Thanks to Bishop Robinson for getting us started on a necessary journey, one I think may prove to reach a real goal, one clearly within sight.
I want to add my thanks to those of the others for posting this topic.
Neither you nor posted comments dwell on specific issues - which is appropriate - you are trying to establish a framework for specifics to be discussed.
When discussing specifics in an ecumenical dialog between Churches, I would warmly recommend including topics in which the Churches participating probably agree - to see how they are being implemented. And, as desirable, encourage appropriate practices within our parishes.
Certainly the following list is not all inclusive but three topics come to my mind: The practice of open communion, fasting before receiving the Body and Blood of our Lord and expected practice of communicants with respect to their Preparation for receiving Holy Communion.

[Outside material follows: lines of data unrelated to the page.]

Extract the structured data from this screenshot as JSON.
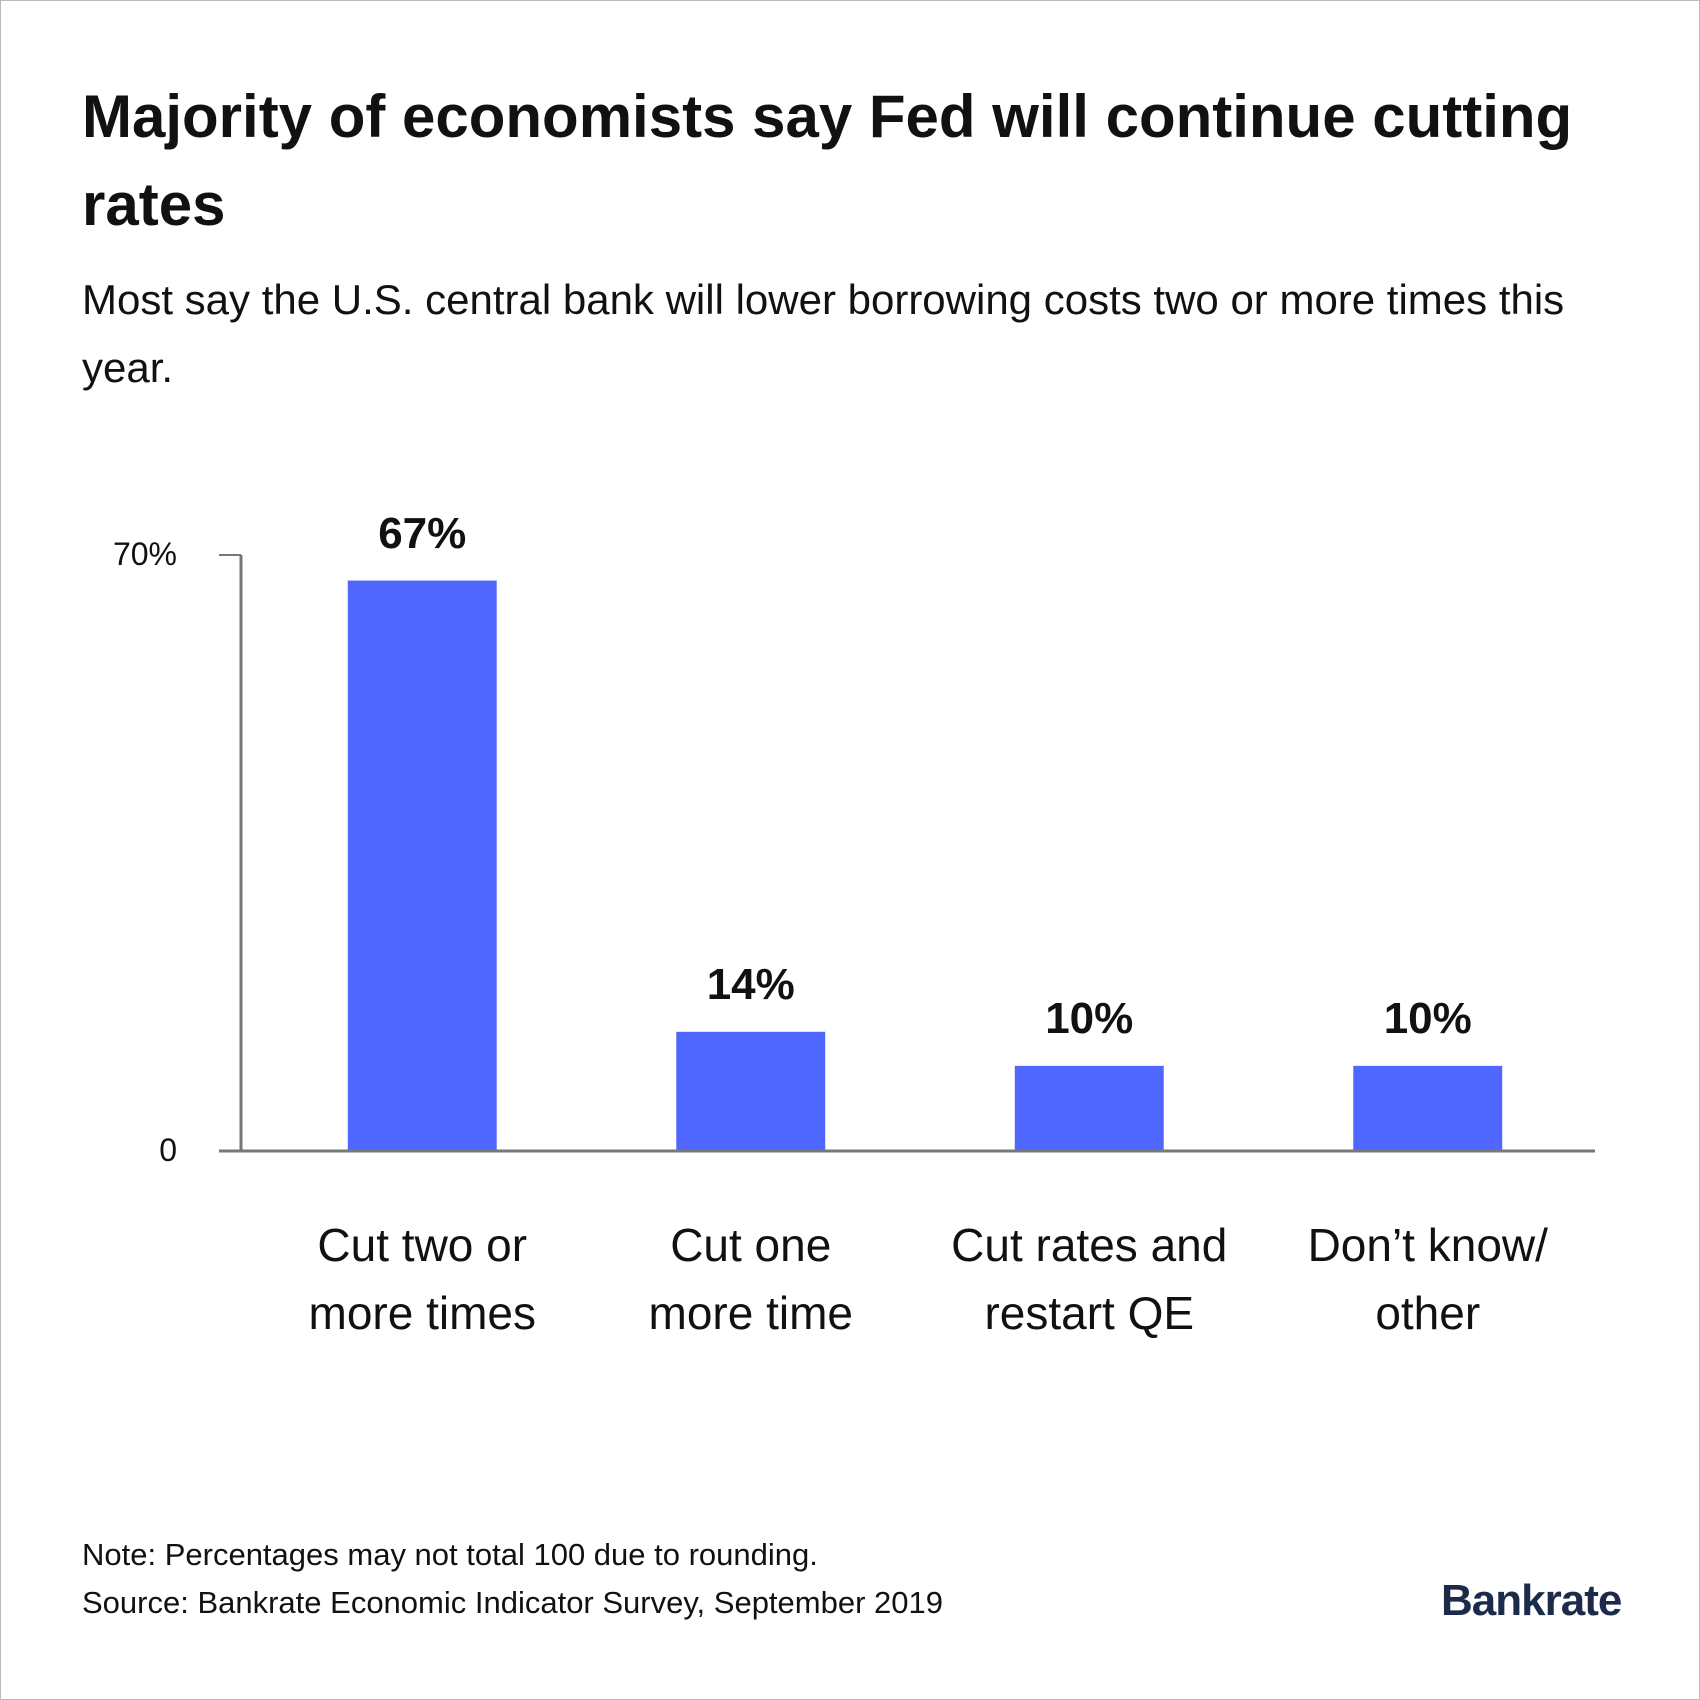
{
  "chart_data": {
    "type": "bar",
    "title": "Majority of economists say Fed will continue cutting rates",
    "subtitle": "Most say the U.S. central bank will lower borrowing costs two or more times this year.",
    "categories": [
      "Cut two or\nmore times",
      "Cut one\nmore time",
      "Cut rates and\nrestart QE",
      "Don’t know/\nother"
    ],
    "values": [
      67,
      14,
      10,
      10
    ],
    "value_labels": [
      "67%",
      "14%",
      "10%",
      "10%"
    ],
    "color": "#4f67ff",
    "ylim": [
      0,
      70
    ],
    "yticks": [
      0,
      {
        "value": 70,
        "label": "70%"
      }
    ],
    "note": "Note: Percentages may not total 100 due to rounding.",
    "source": "Source: Bankrate Economic Indicator Survey, September 2019",
    "logo": "Bankrate"
  }
}
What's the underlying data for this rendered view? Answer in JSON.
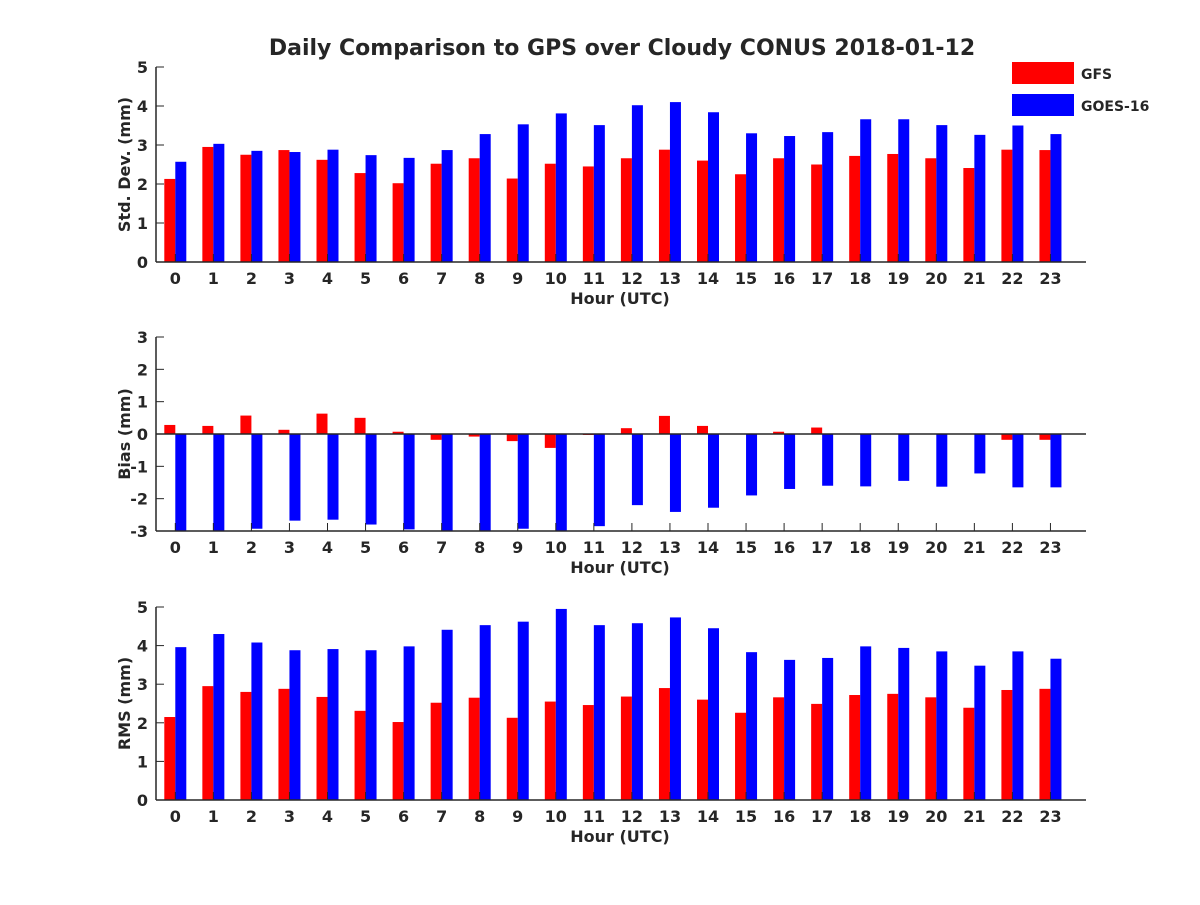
{
  "title": "Daily Comparison to GPS over Cloudy CONUS 2018-01-12",
  "legend": {
    "placement": "top-right",
    "entries": [
      {
        "name": "GFS",
        "color": "#ff0000"
      },
      {
        "name": "GOES-16",
        "color": "#0000ff"
      }
    ]
  },
  "chart_data": [
    {
      "type": "bar",
      "title": "",
      "xlabel": "Hour (UTC)",
      "ylabel": "Std. Dev. (mm)",
      "ylim": [
        0,
        5
      ],
      "yticks": [
        0,
        1,
        2,
        3,
        4,
        5
      ],
      "categories": [
        "0",
        "1",
        "2",
        "3",
        "4",
        "5",
        "6",
        "7",
        "8",
        "9",
        "10",
        "11",
        "12",
        "13",
        "14",
        "15",
        "16",
        "17",
        "18",
        "19",
        "20",
        "21",
        "22",
        "23"
      ],
      "series": [
        {
          "name": "GFS",
          "color": "#ff0000",
          "values": [
            2.13,
            2.95,
            2.75,
            2.87,
            2.62,
            2.28,
            2.02,
            2.52,
            2.66,
            2.14,
            2.52,
            2.45,
            2.66,
            2.88,
            2.6,
            2.25,
            2.66,
            2.5,
            2.72,
            2.77,
            2.66,
            2.41,
            2.88,
            2.87
          ]
        },
        {
          "name": "GOES-16",
          "color": "#0000ff",
          "values": [
            2.57,
            3.03,
            2.85,
            2.82,
            2.88,
            2.74,
            2.67,
            2.87,
            3.28,
            3.53,
            3.81,
            3.51,
            4.02,
            4.1,
            3.84,
            3.3,
            3.23,
            3.33,
            3.66,
            3.66,
            3.51,
            3.26,
            3.5,
            3.28
          ]
        }
      ]
    },
    {
      "type": "bar",
      "title": "",
      "xlabel": "Hour (UTC)",
      "ylabel": "Bias (mm)",
      "ylim": [
        -3,
        3
      ],
      "yticks": [
        -3,
        -2,
        -1,
        0,
        1,
        2,
        3
      ],
      "categories": [
        "0",
        "1",
        "2",
        "3",
        "4",
        "5",
        "6",
        "7",
        "8",
        "9",
        "10",
        "11",
        "12",
        "13",
        "14",
        "15",
        "16",
        "17",
        "18",
        "19",
        "20",
        "21",
        "22",
        "23"
      ],
      "series": [
        {
          "name": "GFS",
          "color": "#ff0000",
          "values": [
            0.28,
            0.25,
            0.57,
            0.13,
            0.63,
            0.5,
            0.07,
            -0.18,
            -0.08,
            -0.22,
            -0.43,
            -0.03,
            0.18,
            0.56,
            0.25,
            0.0,
            0.07,
            0.2,
            0.0,
            0.0,
            0.0,
            0.0,
            -0.18,
            -0.18
          ]
        },
        {
          "name": "GOES-16",
          "color": "#0000ff",
          "values": [
            -3.0,
            -3.0,
            -2.93,
            -2.68,
            -2.65,
            -2.8,
            -2.95,
            -3.0,
            -3.0,
            -2.93,
            -3.0,
            -2.85,
            -2.2,
            -2.41,
            -2.28,
            -1.9,
            -1.7,
            -1.6,
            -1.62,
            -1.45,
            -1.63,
            -1.22,
            -1.65,
            -1.65
          ]
        }
      ]
    },
    {
      "type": "bar",
      "title": "",
      "xlabel": "Hour (UTC)",
      "ylabel": "RMS (mm)",
      "ylim": [
        0,
        5
      ],
      "yticks": [
        0,
        1,
        2,
        3,
        4,
        5
      ],
      "categories": [
        "0",
        "1",
        "2",
        "3",
        "4",
        "5",
        "6",
        "7",
        "8",
        "9",
        "10",
        "11",
        "12",
        "13",
        "14",
        "15",
        "16",
        "17",
        "18",
        "19",
        "20",
        "21",
        "22",
        "23"
      ],
      "series": [
        {
          "name": "GFS",
          "color": "#ff0000",
          "values": [
            2.15,
            2.95,
            2.8,
            2.88,
            2.67,
            2.31,
            2.02,
            2.52,
            2.65,
            2.13,
            2.55,
            2.46,
            2.68,
            2.9,
            2.6,
            2.26,
            2.66,
            2.49,
            2.72,
            2.75,
            2.66,
            2.39,
            2.85,
            2.88
          ]
        },
        {
          "name": "GOES-16",
          "color": "#0000ff",
          "values": [
            3.96,
            4.3,
            4.08,
            3.88,
            3.91,
            3.88,
            3.98,
            4.41,
            4.53,
            4.62,
            4.95,
            4.53,
            4.58,
            4.73,
            4.45,
            3.83,
            3.63,
            3.68,
            3.98,
            3.94,
            3.85,
            3.48,
            3.85,
            3.66
          ]
        }
      ]
    }
  ]
}
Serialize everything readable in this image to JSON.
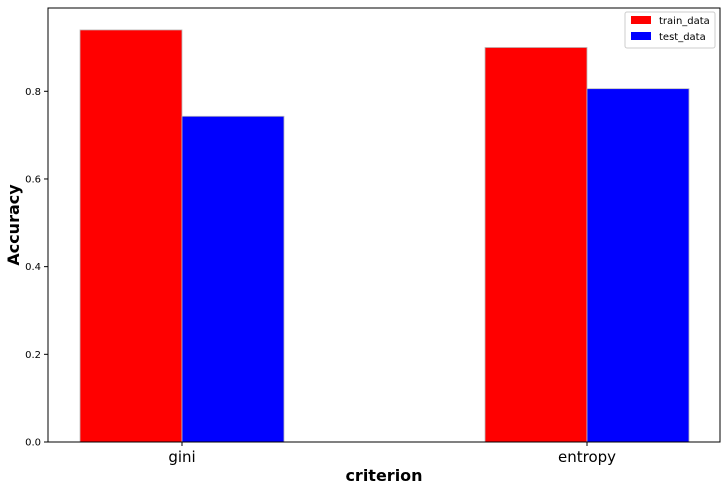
{
  "chart_data": {
    "type": "bar",
    "title": "",
    "xlabel": "criterion",
    "ylabel": "Accuracy",
    "categories": [
      "gini",
      "entropy"
    ],
    "series": [
      {
        "name": "train_data",
        "color": "#ff0000",
        "values": [
          0.94,
          0.9
        ]
      },
      {
        "name": "test_data",
        "color": "#0000ff",
        "values": [
          0.743,
          0.806
        ]
      }
    ],
    "ylim": [
      0,
      0.99
    ],
    "yticks": [
      "0.0",
      "0.2",
      "0.4",
      "0.6",
      "0.8"
    ],
    "grid": false,
    "legend_position": "top-right"
  }
}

If I may elaborate a bit, it is my (not too firm) belief that Preparation for receiving Holy Communion is not widely practiced in the ACC. That observation comes from belonging to two ACC parishes (as I've lived in two states) over the past 22 years. I have also visited dozens of ACC parishes over that period. I can think of only two bulletins I've seen that urge communicants to approach the altar to receive Communion only after appropriate fasting and preparation. And I have heard no sermons on this topic. (I did hear Fr. Sossi preach on the importance of participating in the Sacrament of Penance which is close - at St. Hilda of Whitby Parish in DC many years back).
I would love to be shown that my observation is wrong and my experience is an anomaly. I put forth this observation as constructive criticism. I love the ACC, and am extremely grateful for the faithful service and sacrifice of bishops, priests and laity in the ACC.
I am posting this after the postings on this discussion have largely stopped. Maybe no one will see it. My excuse for the late posting is I have limited time to spend on the internet.